Now, there’s quite a lot of information in this question. So we’ll simply begin by sketching a diagram. We have a plane inclined to the horizontal at an angle whose sin is three-fifths. In other words, if we label this angle 𝜃, sin of 𝜃 is three-fifths. A body resting on the plane has a weight of 60 newtons. In other words, it exerts a downward force on the plane of 60 newtons. And of course, we know that this means there is a reaction force of the plane on the body that acts perpendicular to the plane. We’re told that the body is being pulled upward by a force of 63 newtons acting parallel to the line of greatest slope that’s shown.
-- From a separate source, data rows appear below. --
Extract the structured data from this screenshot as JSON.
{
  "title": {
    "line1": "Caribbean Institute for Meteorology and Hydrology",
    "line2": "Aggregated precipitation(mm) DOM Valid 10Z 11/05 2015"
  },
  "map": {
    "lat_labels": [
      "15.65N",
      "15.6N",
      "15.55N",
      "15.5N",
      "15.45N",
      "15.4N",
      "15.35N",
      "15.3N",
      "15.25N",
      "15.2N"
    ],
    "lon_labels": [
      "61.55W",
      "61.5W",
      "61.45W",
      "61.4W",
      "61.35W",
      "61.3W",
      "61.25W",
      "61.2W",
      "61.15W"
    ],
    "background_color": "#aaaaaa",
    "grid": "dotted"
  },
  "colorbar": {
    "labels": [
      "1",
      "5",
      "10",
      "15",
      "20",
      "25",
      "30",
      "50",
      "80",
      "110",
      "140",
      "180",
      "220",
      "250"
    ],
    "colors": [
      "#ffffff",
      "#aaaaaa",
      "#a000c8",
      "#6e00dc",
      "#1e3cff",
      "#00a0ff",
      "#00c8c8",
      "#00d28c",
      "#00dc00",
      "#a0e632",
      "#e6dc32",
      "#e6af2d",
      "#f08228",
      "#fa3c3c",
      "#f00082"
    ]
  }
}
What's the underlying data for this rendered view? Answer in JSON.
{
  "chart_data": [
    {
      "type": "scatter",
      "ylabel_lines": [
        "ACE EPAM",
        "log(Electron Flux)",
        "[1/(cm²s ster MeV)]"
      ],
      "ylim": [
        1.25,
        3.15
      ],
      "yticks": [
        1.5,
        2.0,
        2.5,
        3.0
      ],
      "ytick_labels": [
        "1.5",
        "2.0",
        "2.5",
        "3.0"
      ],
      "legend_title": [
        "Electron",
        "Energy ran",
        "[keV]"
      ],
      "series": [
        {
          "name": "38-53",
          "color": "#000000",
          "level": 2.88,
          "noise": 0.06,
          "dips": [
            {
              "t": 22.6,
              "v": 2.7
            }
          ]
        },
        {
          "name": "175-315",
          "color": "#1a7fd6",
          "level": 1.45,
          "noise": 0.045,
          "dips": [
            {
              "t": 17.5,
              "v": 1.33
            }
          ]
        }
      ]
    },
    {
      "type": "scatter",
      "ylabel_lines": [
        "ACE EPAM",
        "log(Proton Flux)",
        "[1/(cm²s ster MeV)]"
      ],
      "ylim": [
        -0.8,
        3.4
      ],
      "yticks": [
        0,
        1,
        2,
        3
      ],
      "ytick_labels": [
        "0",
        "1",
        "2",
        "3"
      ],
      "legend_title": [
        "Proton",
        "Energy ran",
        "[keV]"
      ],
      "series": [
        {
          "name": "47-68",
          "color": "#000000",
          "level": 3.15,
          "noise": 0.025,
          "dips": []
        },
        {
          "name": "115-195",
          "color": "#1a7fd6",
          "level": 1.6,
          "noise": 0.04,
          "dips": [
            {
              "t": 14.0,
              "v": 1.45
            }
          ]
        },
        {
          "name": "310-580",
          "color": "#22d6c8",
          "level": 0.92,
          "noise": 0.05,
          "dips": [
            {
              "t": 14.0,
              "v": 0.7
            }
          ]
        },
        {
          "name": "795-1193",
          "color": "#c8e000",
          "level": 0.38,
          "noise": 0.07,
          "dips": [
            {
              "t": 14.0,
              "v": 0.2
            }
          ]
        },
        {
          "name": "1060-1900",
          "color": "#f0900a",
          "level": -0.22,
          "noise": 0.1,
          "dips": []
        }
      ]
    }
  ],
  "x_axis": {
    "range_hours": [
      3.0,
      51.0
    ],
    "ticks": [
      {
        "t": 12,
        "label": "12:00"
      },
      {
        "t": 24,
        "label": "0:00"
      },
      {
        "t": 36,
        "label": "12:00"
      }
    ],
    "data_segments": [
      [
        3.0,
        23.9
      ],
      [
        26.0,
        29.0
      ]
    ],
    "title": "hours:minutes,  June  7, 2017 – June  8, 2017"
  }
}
The body is on the point of moving up the plane. That means there’s a frictional force acting in the opposite direction to the direction this wants to move. Now, because the body is on the point of moving, when we think about the forces parallel to the plane, we know that their sum is zero. In other words, the forces that act parallel to and up the plane are equal to the forces of that parallel and down the plane. Once we’ve considered all the relevant forces, our next job is to look at the forces perpendicular and parallel to the slope. Whenever we’re interested in friction, we tend to begin by considering the forces perpendicular to the slope. This will allow us to either calculate a value or an expression for 𝑅.
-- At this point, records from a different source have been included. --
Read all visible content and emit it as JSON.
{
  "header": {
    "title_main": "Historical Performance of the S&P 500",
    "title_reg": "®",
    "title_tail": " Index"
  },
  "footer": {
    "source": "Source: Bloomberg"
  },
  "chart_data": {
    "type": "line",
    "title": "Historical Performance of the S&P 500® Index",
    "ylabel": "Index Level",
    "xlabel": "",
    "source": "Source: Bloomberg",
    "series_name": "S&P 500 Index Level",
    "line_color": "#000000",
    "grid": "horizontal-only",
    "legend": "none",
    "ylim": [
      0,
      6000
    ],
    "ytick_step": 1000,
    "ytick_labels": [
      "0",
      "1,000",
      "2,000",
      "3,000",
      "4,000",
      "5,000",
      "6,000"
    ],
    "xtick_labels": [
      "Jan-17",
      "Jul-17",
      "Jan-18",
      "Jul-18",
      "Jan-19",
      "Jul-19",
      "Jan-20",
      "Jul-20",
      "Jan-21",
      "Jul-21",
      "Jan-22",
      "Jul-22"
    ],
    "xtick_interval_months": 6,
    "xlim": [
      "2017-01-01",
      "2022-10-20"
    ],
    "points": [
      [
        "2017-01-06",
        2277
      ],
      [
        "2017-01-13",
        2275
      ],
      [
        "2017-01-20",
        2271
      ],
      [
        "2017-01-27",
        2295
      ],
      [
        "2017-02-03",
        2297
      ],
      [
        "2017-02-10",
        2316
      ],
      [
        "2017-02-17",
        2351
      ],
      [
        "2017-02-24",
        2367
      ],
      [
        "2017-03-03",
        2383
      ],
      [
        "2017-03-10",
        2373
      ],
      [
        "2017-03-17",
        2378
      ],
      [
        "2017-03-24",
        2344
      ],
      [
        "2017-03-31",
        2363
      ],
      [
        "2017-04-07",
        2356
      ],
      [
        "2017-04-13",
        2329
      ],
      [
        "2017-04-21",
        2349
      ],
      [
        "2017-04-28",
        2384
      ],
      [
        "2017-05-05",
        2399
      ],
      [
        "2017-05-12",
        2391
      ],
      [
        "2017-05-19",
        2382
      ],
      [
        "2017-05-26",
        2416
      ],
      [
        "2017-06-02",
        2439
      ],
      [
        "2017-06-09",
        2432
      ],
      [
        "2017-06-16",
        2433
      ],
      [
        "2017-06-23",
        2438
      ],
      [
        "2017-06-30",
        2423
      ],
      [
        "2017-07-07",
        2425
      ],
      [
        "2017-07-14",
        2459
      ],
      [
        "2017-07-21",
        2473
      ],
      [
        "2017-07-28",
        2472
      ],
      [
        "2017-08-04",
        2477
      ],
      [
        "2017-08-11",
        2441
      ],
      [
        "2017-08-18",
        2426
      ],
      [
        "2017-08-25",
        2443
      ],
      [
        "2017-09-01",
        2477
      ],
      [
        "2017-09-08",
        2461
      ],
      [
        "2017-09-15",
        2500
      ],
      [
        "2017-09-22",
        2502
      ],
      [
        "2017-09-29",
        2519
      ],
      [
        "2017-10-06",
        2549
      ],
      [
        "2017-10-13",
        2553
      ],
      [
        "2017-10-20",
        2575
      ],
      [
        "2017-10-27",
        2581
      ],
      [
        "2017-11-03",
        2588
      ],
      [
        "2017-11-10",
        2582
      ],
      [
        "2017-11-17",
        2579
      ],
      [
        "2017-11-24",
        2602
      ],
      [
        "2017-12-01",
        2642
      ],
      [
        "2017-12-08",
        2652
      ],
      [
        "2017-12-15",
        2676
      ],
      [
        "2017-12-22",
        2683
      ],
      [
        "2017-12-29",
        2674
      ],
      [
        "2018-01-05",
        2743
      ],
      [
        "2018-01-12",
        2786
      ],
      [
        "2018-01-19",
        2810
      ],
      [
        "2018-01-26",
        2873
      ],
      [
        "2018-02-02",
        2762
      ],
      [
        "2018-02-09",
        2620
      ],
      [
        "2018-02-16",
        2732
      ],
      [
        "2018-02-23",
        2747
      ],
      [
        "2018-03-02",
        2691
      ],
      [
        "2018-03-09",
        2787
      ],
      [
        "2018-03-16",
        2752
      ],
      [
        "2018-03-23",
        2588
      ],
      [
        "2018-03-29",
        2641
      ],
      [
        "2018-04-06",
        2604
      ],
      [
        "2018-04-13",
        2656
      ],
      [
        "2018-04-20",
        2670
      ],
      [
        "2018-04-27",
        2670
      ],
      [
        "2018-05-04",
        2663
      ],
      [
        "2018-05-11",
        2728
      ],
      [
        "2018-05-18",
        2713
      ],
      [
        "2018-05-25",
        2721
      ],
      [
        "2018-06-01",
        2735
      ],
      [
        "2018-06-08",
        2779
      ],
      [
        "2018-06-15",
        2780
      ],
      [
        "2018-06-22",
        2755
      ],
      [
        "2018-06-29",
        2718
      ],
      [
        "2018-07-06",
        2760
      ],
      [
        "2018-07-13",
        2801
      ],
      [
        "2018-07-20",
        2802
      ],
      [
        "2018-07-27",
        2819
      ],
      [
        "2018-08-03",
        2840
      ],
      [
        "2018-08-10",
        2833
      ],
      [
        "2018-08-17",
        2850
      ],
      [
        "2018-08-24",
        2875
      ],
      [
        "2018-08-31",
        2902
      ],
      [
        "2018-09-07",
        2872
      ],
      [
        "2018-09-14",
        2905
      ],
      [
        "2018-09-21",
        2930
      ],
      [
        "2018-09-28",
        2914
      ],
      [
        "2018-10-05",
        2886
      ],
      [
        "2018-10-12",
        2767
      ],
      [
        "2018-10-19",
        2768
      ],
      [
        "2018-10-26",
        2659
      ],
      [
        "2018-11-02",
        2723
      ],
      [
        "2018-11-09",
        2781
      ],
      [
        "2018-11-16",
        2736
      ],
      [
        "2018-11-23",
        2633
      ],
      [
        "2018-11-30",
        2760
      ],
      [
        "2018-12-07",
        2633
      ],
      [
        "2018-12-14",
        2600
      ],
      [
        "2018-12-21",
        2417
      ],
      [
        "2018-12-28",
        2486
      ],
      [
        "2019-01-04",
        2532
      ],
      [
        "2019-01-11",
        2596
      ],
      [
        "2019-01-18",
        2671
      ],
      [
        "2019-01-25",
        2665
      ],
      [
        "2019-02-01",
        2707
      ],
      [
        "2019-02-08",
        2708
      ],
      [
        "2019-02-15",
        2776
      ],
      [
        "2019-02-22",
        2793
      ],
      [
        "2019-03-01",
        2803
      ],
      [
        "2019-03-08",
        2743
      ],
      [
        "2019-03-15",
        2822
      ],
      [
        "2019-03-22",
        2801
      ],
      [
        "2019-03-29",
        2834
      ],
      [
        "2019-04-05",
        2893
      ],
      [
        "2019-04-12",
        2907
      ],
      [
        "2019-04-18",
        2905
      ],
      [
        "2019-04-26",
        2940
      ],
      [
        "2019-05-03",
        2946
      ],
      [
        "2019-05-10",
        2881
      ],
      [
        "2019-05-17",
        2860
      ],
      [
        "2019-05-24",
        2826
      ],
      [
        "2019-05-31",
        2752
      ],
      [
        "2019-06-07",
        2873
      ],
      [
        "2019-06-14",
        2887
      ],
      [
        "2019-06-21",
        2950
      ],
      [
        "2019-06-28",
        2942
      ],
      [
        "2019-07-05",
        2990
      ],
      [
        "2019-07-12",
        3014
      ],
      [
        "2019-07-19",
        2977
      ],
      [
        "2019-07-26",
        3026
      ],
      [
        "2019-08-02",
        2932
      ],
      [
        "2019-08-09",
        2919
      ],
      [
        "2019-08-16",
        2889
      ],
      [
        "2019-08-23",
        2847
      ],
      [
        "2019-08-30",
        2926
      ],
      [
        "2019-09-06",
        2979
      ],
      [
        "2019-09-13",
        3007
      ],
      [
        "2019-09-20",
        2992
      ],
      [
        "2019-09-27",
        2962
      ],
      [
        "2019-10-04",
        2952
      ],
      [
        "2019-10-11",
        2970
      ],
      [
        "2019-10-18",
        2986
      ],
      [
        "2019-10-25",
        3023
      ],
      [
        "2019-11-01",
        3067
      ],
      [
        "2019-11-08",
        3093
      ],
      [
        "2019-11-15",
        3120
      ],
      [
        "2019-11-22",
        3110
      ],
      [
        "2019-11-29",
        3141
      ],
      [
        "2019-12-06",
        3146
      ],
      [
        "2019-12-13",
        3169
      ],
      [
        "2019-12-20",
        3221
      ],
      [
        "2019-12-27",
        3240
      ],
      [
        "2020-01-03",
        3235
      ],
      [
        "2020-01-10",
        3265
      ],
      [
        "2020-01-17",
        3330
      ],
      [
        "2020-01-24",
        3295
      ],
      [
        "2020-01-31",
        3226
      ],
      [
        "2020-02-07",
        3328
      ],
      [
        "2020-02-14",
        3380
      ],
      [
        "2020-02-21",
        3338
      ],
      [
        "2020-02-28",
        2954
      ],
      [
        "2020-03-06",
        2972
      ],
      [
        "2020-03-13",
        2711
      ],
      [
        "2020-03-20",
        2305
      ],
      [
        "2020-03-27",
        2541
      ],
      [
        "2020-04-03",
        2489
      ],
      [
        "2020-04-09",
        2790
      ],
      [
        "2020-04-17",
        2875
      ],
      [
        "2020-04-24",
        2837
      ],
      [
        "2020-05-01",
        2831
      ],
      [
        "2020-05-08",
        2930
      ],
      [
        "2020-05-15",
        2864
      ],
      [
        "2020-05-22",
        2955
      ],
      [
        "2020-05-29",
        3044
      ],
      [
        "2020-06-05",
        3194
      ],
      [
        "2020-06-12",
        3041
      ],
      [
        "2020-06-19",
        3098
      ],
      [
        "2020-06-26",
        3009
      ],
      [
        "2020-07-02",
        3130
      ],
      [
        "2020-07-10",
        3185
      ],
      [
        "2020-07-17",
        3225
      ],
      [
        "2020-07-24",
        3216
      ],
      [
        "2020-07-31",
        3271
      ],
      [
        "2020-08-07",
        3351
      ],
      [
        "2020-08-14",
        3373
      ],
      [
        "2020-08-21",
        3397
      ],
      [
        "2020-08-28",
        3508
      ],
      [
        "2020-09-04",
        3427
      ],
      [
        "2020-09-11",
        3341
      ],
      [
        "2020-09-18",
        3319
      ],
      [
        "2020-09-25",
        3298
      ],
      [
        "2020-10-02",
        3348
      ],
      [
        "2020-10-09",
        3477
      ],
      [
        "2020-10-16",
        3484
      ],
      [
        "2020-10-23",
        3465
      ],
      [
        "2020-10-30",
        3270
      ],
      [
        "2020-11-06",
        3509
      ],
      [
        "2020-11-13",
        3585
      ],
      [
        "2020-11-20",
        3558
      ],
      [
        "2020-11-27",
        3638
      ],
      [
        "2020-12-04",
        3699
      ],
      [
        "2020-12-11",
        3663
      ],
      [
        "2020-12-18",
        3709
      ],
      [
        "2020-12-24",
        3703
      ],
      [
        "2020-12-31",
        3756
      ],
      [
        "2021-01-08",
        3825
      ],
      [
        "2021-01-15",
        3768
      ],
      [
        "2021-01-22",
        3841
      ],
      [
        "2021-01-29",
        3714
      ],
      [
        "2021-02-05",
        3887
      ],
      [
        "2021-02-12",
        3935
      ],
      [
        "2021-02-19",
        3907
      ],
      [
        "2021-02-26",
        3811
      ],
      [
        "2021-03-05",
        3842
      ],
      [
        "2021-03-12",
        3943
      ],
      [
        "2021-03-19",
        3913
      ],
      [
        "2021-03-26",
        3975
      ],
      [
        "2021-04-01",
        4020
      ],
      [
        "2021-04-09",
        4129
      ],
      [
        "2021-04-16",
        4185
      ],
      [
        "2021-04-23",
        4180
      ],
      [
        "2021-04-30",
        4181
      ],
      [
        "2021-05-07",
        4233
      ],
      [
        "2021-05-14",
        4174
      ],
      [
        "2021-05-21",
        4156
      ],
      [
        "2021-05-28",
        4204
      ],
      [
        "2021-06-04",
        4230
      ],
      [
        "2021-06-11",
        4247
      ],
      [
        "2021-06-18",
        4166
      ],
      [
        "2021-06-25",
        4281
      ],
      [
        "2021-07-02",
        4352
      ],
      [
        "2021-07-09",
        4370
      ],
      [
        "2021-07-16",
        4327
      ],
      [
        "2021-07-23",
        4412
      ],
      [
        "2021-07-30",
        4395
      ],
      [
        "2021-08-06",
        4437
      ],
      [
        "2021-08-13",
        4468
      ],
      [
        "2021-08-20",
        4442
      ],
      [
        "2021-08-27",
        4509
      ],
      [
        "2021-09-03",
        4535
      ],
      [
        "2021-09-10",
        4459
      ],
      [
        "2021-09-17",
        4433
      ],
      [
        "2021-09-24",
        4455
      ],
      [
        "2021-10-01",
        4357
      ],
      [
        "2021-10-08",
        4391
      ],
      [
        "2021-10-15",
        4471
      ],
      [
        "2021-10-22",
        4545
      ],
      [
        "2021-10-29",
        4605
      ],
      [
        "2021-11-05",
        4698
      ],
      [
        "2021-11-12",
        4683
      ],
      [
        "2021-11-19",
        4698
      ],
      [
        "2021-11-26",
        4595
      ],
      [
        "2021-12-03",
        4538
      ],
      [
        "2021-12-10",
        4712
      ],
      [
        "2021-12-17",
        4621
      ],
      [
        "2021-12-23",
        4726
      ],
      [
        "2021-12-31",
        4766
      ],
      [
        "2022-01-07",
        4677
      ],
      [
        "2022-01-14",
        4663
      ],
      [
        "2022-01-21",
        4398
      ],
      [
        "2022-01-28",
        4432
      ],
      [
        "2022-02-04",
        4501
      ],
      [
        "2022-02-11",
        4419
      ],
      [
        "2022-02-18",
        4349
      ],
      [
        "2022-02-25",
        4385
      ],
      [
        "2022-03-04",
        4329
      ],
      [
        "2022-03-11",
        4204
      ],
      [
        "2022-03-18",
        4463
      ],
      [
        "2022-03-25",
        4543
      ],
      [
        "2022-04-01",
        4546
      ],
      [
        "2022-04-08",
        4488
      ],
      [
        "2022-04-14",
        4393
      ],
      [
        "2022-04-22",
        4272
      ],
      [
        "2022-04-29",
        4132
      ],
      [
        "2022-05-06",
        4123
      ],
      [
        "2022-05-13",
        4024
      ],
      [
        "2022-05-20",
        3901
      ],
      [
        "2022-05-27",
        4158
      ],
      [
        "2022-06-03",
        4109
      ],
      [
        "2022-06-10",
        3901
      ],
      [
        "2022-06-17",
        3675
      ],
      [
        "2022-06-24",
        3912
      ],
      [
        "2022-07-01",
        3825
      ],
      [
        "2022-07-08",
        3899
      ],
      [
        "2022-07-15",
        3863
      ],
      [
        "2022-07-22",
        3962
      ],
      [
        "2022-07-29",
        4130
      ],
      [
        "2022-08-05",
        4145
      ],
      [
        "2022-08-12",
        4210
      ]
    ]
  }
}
We know, perpendicular to the slope, the body is in equilibrium. And so the force 𝑅 must be equal to the component of the weight that acts perpendicular to the slope. And so we need to add in this right-angled triangle, the force we’re interested in as 𝑥. And we know since the body is in equilibrium in this direction, 𝑅 is equal to 𝑥. But what is 𝑥? Well, we notice we have a right-angled triangle. 𝑥 is adjacent to the included angle, and we know that the hypotenuse is 60 newtons. We can therefore use the cosine ratio, such that cos of 𝜃 is adjacent over hypotenuse, 𝑥 over 60. If we multiply through by 60, we see that 𝑥 is 60 cos 𝜃. And therefore, 𝑅 itself must also be 60 cos 𝜃.

Now, we can in fact find the exact value of cos 𝜃. We were told that sin 𝜃 is three-fifths. Now, we know that sin 𝜃 is opposite over hypotenuse. So if we add a little right-angled triangle, the side opposite to the angle 𝜃 could be three units and the side on the hypotenuse would be five units. Using the Pythagorean triple, three squared plus four squared equals five squared, we see that the third side in this triangle is four units. And this means that cos 𝜃 which is adjacent over hypotenuse must be four-fifths. 𝑅 is therefore 60 multiplied by four-fifths which is 48 newtons. Now, we know the magnitude of 𝑅. We’re ready to resolve forces parallel to the slope.

Remember, the body is on the point of moving up the plane. So the forces parallel and acting up the plane must be exactly equal to the forces acting parallel to and down the plane. We have 63 newtons pulling the body up the plane. We said that there is a frictional force acting in the opposite direction. And we also need to consider the component of the weight that’s parallel to the plane. Let’s call that 𝑦 this time. Now, 𝑦 itself is the side opposite the included angle 𝜃 on our diagram. So we use the sine ratio, such that sin 𝜃 is 𝑦 over 60.

By multiplying through by 60, we see that 𝑦 is equal to 60 sin 𝜃. And so we have an equation 63 is equal to friction plus 60 sin 𝜃. But what is friction? Well, we say that friction is 𝜇𝑅, where 𝜇 is the coefficient of friction and 𝑅 is the reaction force between the plane and the body. Well, we know that the reaction force is 48 newtons. So the frictional force is 𝜇 times 48 or 48𝜇.

Similarly, we saw earlier that sin 𝜃 is three-fifths. So our equation becomes 63 equals 48𝜇 plus 60 times three-fifths. 60 multiplied by three-fifths is 36. And then we’ll begin to solve for 𝜇 by subtracting 36 from both sides, so that 48𝜇 is 27. And then finally, we divide by 48. And we get 𝜇, the coefficient of friction, which is what we were looking to calculate, to be equal to nine sixteenths.